If we want to understand conflict in the world, we have to understand the history of grievances, we have to know the texture and context of history and belief, and that is very hard work.
But the biblical scene does not end with Jacob’s plotting from fear. When the pair finally meet, Esau runs to his younger brother, embraces him, kisses him, and weeps! He appears to have moved on.
This is a great example of how the biblical narrative subverts our contemporary impulses. The listener is set up to expect a blood bath from the hands of the unlucky older brother who has been robbed of his fame, fortune, and divine blessing by his conspiratorial younger brother and his mother! There is no clash of civilizations being played out here. Instead, a deeply wronged party has resisted the very deep human impulse for vengeance or violence. Love has somehow triumphed over hate. But maddeningly, we are not privy to how and why Esau has changed his mind. There is no program or recipe for peace here. It just happens.
And this is the third thing I have learned since 9/11: The hardcore political realists are wrong. People can and do change. Memory is not fate, human nature is not fixed, hatred and power are not the only forces at work in human beings—love and transformation are possibilities.
If the narrative ended here, we would have the perfect feel-good sermon. But the text points us in a less perfect direction. Esau tells Jacob, “Let’s travel together down south to my home.” And yet Jacob hedges, saying, “My party is slow and tired so you go ahead, brother.” Esau says, “Let me leave some helpers behind with you.” Again, Jacob prevaricates and says, “We don’t want to slow you down. We’ll see you on down the line in a bit.”
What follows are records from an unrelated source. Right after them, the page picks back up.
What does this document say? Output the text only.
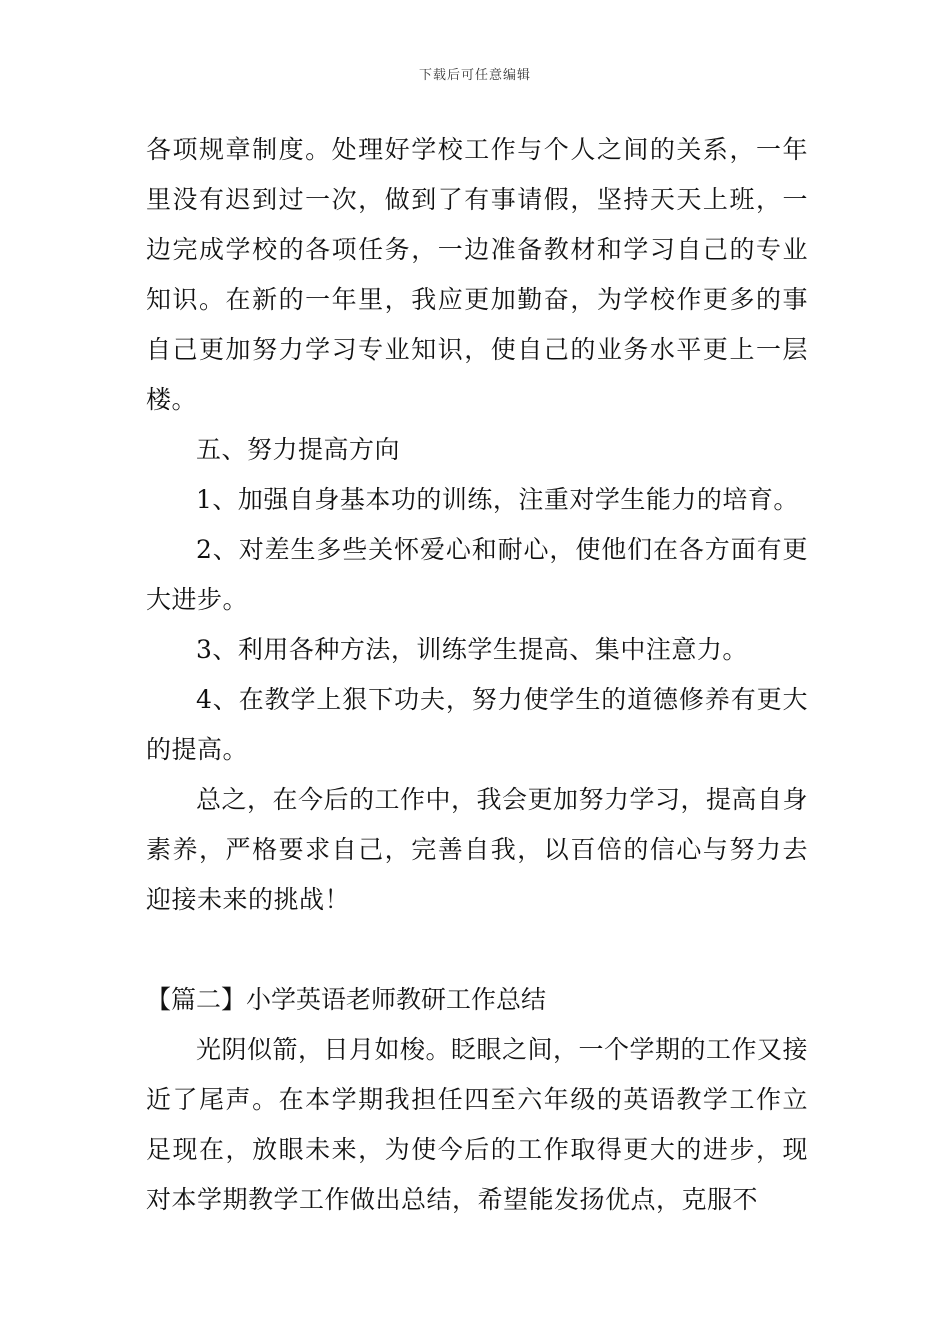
下载后可任意编辑

各项规章制度。处理好学校工作与个人之间的关系，一年里没有迟到过一次，做到了有事请假，坚持天天上班，一边完成学校的各项任务，一边准备教材和学习自己的专业知识。在新的一年里，我应更加勤奋，为学校作更多的事自己更加努力学习专业知识，使自己的业务水平更上一层楼。

五、努力提高方向

1、加强自身基本功的训练，注重对学生能力的培育。

2、对差生多些关怀爱心和耐心，使他们在各方面有更大进步。

3、利用各种方法，训练学生提高、集中注意力。

4、在教学上狠下功夫，努力使学生的道德修养有更大的提高。

总之，在今后的工作中，我会更加努力学习，提高自身素养，严格要求自己，完善自我，以百倍的信心与努力去迎接未来的挑战！

【篇二】小学英语老师教研工作总结

光阴似箭，日月如梭。眨眼之间，一个学期的工作又接近了尾声。在本学期我担任四至六年级的英语教学工作立足现在，放眼未来，为使今后的工作取得更大的进步，现对本学期教学工作做出总结，希望能发扬优点，克服不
Esau relents and heads south toward home, while Jacob makes a dash westward, putting miles between their companies, never going to visit Esau in the south. Many a preacher stops with Esau’s bear hug of Jacob, ignoring the fact that the brothers have not reconciled in any deep sense. Jacob apparently feels he has had a brush with death and does not yet fully trust his brother, so he moves on.
Here, I see the fourth lesson I have learned since 9/11. We in the West spend a lot of time hoping for and working toward fairy tale endings in our global politics. But what we have in the Jacob and Esau story is what St. Augustine called “peace of a sort.” It isn’t the eschatological peace of the Kingdom of God or even a good ending to a television miniseries. But it is worth noting and celebrating.
We in the West spend a lot of time hoping for and working toward fairy tale endings in our global politics. But what we have in the Jacob and Esau story is what St. Augustine called ‘peace of a sort.’
So, what is the upshot from this ancient text for our day? If there is a word from God, it might run something like this:
In the wider frame, God’s promises of peace and blessing are played out in the lives, and via the agency, of complex, flawed, and ordinary people. For the most part in the biblical narrative, God does not deliver these divine promises of peace as an overt actor. Instead, we who live in the aftermath of that horrible day should keep on doing what we have always done: seek to partner with anyone of goodwill—no matter what their religion or politics—in the pursuit of peace, justice, and love. We come together in our diverse religious beliefs and practices to feed the poor, welcome the refugee, comfort the grieving, and do myriad concrete acts that push back the frontiers of evil. For in so doing, we, too, may help birth a “peace of a sort” in our own time.